I began my PhD in February 2012 by focusing on my relationship to the environment. This took in my childhood and adult geographic environments as well as the socio-historical lineages of these environments. That first year of my research was mainly spent surveying that vast contextual field. A vastness that turned out too overwhelm my core research aims. I was advised by my supervisor, Head of the ANU’s Sculpture Workshop Wendy Teakel, to narrow the aperture of my focus to my immediate domestic space. I was resistant and sceptical to this idea at first and the shift from the theoretically and geographically broader landscape to the absolutely localised space of my immediate world was an at times painful transition. But at my heart I am a good girl and I could see potential in Wendy’s suggestion so I did what I was told to do and set about observing my domestic space through visual diary format.
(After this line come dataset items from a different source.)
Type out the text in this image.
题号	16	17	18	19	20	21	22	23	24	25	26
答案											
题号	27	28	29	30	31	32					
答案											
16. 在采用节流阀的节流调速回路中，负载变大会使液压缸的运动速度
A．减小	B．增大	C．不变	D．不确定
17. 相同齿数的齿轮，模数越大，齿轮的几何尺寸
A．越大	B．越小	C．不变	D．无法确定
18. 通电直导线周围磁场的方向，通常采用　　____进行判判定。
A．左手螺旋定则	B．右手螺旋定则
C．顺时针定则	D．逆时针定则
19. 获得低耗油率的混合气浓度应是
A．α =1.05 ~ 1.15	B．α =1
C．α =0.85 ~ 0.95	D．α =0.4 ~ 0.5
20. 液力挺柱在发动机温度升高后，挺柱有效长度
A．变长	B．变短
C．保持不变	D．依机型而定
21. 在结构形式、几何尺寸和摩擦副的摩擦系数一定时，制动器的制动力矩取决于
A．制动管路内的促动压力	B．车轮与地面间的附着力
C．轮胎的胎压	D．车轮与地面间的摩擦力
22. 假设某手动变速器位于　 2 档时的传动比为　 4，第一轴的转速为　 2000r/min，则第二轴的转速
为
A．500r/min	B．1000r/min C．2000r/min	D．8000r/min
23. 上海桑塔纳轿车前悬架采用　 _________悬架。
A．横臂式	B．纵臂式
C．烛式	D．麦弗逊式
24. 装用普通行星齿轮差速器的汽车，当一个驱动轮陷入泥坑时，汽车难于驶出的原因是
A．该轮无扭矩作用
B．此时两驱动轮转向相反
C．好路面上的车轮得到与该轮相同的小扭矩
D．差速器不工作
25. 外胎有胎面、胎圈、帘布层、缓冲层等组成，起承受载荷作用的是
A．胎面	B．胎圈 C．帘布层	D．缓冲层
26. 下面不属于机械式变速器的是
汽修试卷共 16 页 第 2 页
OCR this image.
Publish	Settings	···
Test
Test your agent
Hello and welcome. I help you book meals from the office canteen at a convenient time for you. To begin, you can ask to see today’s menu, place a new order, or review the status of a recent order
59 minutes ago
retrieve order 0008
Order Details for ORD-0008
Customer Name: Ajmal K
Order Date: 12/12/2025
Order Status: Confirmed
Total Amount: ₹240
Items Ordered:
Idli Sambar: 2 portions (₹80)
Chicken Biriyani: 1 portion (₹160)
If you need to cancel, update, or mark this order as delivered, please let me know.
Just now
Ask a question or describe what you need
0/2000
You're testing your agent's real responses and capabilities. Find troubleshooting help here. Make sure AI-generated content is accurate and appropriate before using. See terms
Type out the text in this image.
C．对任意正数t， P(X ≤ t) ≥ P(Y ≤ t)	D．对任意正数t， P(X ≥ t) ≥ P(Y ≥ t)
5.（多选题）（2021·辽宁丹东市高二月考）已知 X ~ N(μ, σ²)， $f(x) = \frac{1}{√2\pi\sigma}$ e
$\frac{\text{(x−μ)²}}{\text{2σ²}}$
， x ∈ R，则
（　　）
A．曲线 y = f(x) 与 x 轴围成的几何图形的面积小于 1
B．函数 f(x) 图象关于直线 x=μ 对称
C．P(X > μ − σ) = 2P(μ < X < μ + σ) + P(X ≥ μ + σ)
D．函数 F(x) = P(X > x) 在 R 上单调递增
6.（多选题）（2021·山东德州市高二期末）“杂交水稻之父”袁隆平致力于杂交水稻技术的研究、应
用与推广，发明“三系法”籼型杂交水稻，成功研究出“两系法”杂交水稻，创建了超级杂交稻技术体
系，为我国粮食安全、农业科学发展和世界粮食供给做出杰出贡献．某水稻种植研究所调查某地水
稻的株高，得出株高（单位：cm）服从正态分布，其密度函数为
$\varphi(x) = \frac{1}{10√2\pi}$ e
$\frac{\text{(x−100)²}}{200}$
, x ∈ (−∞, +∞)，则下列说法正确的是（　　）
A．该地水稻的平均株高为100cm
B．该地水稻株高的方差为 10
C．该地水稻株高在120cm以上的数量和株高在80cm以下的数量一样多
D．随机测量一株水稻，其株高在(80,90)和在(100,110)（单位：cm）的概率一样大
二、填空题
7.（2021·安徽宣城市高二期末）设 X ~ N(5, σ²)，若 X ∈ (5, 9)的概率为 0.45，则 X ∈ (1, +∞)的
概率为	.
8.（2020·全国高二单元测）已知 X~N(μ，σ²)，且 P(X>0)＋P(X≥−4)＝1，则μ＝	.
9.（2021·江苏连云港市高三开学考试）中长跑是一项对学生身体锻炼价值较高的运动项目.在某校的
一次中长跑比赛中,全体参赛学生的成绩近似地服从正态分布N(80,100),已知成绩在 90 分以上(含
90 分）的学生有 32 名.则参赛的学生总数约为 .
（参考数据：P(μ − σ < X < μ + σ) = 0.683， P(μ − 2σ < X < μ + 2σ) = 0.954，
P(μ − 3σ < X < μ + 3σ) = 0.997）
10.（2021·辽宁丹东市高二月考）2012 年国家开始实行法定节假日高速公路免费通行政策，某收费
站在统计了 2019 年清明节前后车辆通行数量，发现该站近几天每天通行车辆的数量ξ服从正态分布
This process of continual observation has proven to be a rich venture yielding insight into that overlapping of self and space that so enchants me. It gave me the platform that I needed to ease myself back into the production of art itself. I can see a strong little body of works emerging that embody my research concerns. This series of small sculptures considers the way in which we interact with everyday domestic and familial objects, ingesting there physical forms and patterns as our muscle memories form the habits of their use. Through observing myself and my family in our ordinary space I have come to believe that these habitual actions provide the canvas for our social interactions, the shared moments through which we model behaviour and modes of organising emotion, communicate and gesture our believes and values, and so critically yet often so unwittingly imprint each other in shared experience. I use fabric in these pieces as a loaded medium. To me fabric conveys something of the material body, the weaves and intersections and connections of neurons, nerve fibres and muscle, the intricate braids of DNA . It is also temporal, it conveys “social fabric”, the “rich tapestry of life”, the weaves that extend from one generation to the next.
This series of works is titled “Memory Flesh”. I can envisage a kitchen full of these items, the inanimate made aesthetically animate. The work at the top is called “Memory Flesh #3, Unfold Me”. I borrowed a lyric from a beautiful, vulnerable Sia song “Breath Me” http://www.youtube.com/watch?v=hSH7fblcGWM . I put this piece up for auction at the recent F Project fundraiser for the Artery and believe it was bought by one Mr Gareth Colliton. I am using a combination of textile work, painting and poly resins to create these expression of the body. I am quite excited to see what else comes through this creative stream.